Durham has grown its music scene in recent years, morphing from that corner of the Triangle not especially known as a place bands call home to a self-contained environment where musicians thrive. What’s been going on? There is no simple answer. It takes several things coming together simultaneously to make a music scene blossom the way Durham’s has in the last couple of years. Here’s a glimpse of just a few of the factors, people and places that are pulling it together.

For a music community to thrive, there has to be an active set of bands and musicians willing to play often, and sometimes together, generating more performing groups. And they have to support each other in their efforts, including recording. Durham is thick with musicians who wear many hats in the scene.

For instance, Aimee Argote of the band Des Ark also assists with the local music show on the Duke University station WXDU, 88.7 FM, a staple of local music. Philip Grosshans of The Ugglians is also a DJ at ‘XDU. Left-of-center pop band The Sames claim Zeno Gill, founder of Durham’s recent rock label Pox World Empire, and Marc Faris, a composer and performer currently teaching in the music department at Duke. Faris has, on occasion, urged his students to attend shows at local venues for assignments, giving a nudge to undergrads who might not otherwise find their way to a more varied set of local clubs.

A sense of pride in being a Durham band has grown among musicians. So when one sees rabble-rousers like Jett Rink on stage, for example, they remind folks they are from the Bull City, not Chapel Hill, not Raleigh, thank you very much. The Butchies, a lesbian-punk billboard for the reasons Durham rocks, are taking their musical message all over the country and abroad. Bands like politically minded Section Eight like to perform in new venues such as the Durham Arts Initiative, the old Mr. Shoe building, helping expand opportunities downtown. Amelia Burch, another local musician, recently taught a summer day camp on rock music for young girls, recruiting her musician friends to help and providing inspiration for the next generation of Triangle rockers.

Pox World Empire releases records by bands from many points in the Triangle, including Schooner, The Torch Marauder, Jett Rink, Gerty, Razzle, The Sames and Pleasant. And they put out a scene-defining collection to mark all the activity, entitled Compulation. Without at least one label to champion musicians and document their music, there is little glue to hold things together.

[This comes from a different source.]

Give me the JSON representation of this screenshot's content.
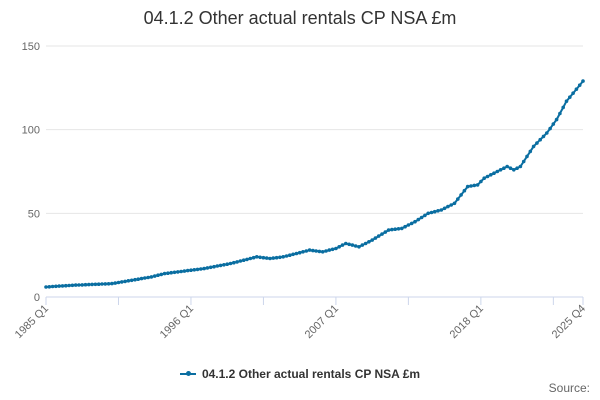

Hip-hop collectives work the same way, with the Durham label Nodcraft affixing artists like Spitune, Notik and Living Dead together. Both Pox World Empire and Nodcraft provide recording studio opportunities for their artists, affirming the self-contained DIY ideal. Hip hop is part of the city’s lifeblood, and examples like Nodcraft abound. Without DADA, the Durham Association for Downtown Arts, and its annual Durham Music Festival–in its third installment this weekend–there would be lots less exposure for hometown bands.

New clubs like Joe & Jo’s Downtown, the newly christened Ooh La Latte and the recently revived Duke Coffeehouse provide musicians, especially rock bands, with stable, local places to play. And there are regular haunts like Ringside for dancing to live bands.

Weaving the patterns of a music scene tightly until there’s a seamless cloth tying the city together, Durham’s independent musicians have proven it does take a village…to rock.